Organization raises awareness of AIDS in community
Friday, Oct. 12, 2001 | 4:28 a.m.
Sista To Sista will hold a conference on the effect of HIV and AIDS on the minority community Nov. 1 and 2 at Sam's Town. For more information, call (702) 838-7298.
One day, Beverly Caradine hopes, the women she works with won't look shocked when she tells them that they are 20 times more likely than others to contract AIDS.
One day, she hopes, black women will realize that they are not immune to the disease.
"On the onset of this epidemic," Caradine says, "there were no women infected." Today black women represent 42 percent of AIDS cases in Clark County, but only 7 percent of the population.
An educator at the nonprofit Sista to Sista, Caradine is one of the organization's five employees and many volunteers working to raise awareness about HIV and AIDS among Las Vegas' black women.
Created in 1998, the group started as a program to train black women to teach their peers about ways the immune-system disease are transmitted. That includes the well-known, such as unprotected sex and needle sharing, and those they may not think of, such as a husband's past sex partners.
The program now provides other services as well, such as an outreach to encourage women to get tested, assistance to get infected women medical care, and support for the emotional challenges those who test positive may face.
The organization's main goal still remains education.
"Information is not readily available in the community," said Dr. Reva Anderson, Sista to Sista's executive director and founder. "(The information) has been targeted to very specific groups ... The focus has been primarily on gay men, injection drug users, prostitutes, and incarcerated persons, but 33 percent of these women aren't in those cases."

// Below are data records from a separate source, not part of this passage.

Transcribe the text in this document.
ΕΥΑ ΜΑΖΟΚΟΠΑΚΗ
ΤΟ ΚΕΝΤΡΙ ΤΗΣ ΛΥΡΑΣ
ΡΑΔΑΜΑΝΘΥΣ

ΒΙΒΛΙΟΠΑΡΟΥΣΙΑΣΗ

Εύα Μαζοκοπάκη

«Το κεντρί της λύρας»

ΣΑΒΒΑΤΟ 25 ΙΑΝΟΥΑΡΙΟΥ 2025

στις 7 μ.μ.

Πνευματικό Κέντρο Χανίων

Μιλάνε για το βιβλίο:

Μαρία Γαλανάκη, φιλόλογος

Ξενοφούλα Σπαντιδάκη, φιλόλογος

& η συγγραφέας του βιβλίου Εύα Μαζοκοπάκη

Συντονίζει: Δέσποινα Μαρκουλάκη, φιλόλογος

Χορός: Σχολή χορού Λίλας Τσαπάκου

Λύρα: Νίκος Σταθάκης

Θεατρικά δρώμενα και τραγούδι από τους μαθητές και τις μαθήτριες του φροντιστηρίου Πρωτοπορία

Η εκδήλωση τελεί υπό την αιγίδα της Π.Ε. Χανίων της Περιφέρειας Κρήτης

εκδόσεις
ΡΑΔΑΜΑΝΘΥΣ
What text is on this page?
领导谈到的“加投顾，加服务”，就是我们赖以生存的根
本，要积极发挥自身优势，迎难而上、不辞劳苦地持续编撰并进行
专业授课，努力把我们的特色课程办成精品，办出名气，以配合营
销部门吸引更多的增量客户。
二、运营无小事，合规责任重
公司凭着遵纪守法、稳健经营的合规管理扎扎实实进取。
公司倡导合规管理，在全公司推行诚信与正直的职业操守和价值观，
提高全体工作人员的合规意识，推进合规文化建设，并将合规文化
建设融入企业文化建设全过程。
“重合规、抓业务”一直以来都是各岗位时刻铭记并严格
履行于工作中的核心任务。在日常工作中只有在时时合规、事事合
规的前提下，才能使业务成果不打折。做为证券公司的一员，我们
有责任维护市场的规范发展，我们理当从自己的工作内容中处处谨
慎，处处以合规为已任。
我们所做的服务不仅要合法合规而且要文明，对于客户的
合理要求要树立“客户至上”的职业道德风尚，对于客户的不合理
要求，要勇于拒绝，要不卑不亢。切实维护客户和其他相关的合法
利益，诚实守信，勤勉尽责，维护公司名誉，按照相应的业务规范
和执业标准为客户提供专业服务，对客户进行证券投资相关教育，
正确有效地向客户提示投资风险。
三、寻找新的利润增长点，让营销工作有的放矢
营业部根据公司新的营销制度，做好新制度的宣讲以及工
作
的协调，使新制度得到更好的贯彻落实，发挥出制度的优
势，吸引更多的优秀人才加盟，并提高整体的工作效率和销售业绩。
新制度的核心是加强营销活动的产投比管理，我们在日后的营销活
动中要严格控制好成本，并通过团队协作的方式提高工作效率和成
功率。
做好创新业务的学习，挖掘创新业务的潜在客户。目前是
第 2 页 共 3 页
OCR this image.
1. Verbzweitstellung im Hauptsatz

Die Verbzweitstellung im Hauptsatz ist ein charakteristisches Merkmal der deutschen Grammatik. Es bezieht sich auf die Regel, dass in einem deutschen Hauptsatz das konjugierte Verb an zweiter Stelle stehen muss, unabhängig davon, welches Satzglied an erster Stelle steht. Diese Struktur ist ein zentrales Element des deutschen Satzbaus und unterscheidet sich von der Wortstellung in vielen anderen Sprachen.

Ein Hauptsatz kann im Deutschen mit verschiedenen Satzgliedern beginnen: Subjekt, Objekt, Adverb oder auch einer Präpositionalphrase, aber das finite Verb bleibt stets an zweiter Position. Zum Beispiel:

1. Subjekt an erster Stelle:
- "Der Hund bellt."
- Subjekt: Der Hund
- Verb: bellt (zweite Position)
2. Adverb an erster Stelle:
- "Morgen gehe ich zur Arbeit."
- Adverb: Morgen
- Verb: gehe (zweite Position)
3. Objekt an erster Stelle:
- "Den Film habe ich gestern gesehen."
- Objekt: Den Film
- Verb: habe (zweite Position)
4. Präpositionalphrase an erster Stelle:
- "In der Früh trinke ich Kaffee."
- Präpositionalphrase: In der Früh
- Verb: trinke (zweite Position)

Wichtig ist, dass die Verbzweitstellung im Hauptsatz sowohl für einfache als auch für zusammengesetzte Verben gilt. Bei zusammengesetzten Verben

To raise awareness, Sista to Sista holds seminars in schools, at housing projects and for other nonprofit groups. It also organizes an annual conference to discuss the effect of HIV on the minority community, coming up Nov. 1 and 2.
So far 140 women have graduated from the organization's training program. Some of them joined the class after taking advantage of Sista to Sista's services.
Among those graduates is a 27-year-old woman with HIV, who asked not to be identified. Diagnosed with HIV in 1995, the woman had not even told family or close friends that she was infected when she moved to Las Vegas two years ago. Shortly after her arrival, she found out she was pregnant with twins.
Sista to Sista helped her figure out what to do next, the woman said.
Today the woman is studying to become a network engineer. Both of her daughters are healthy, and her family knows her secret.
When the grandparents of the woman's twins asked her to leave their house, outreach coordinator Irene Battle not only referred her to agencies providing low-income housing, she went with her on appointments.
When the pregnant woman spent two months in the hospital after the babies were born prematurely, Battle visited her three times a week.
"I was new to this city and didn't know where to turn," the single mother said. "I know that if there wasn't an organization like this, I wouldn't be where I am right now."
Battle also guided her spiritually. She took the woman to church, introduced her to the pastor and supported her when she decided to be baptized.
"She needed a lot of attention and a lot of care, and I tried to give her what she needed," Battle said. "My children are in Chicago, so it was a chance for me to mother her."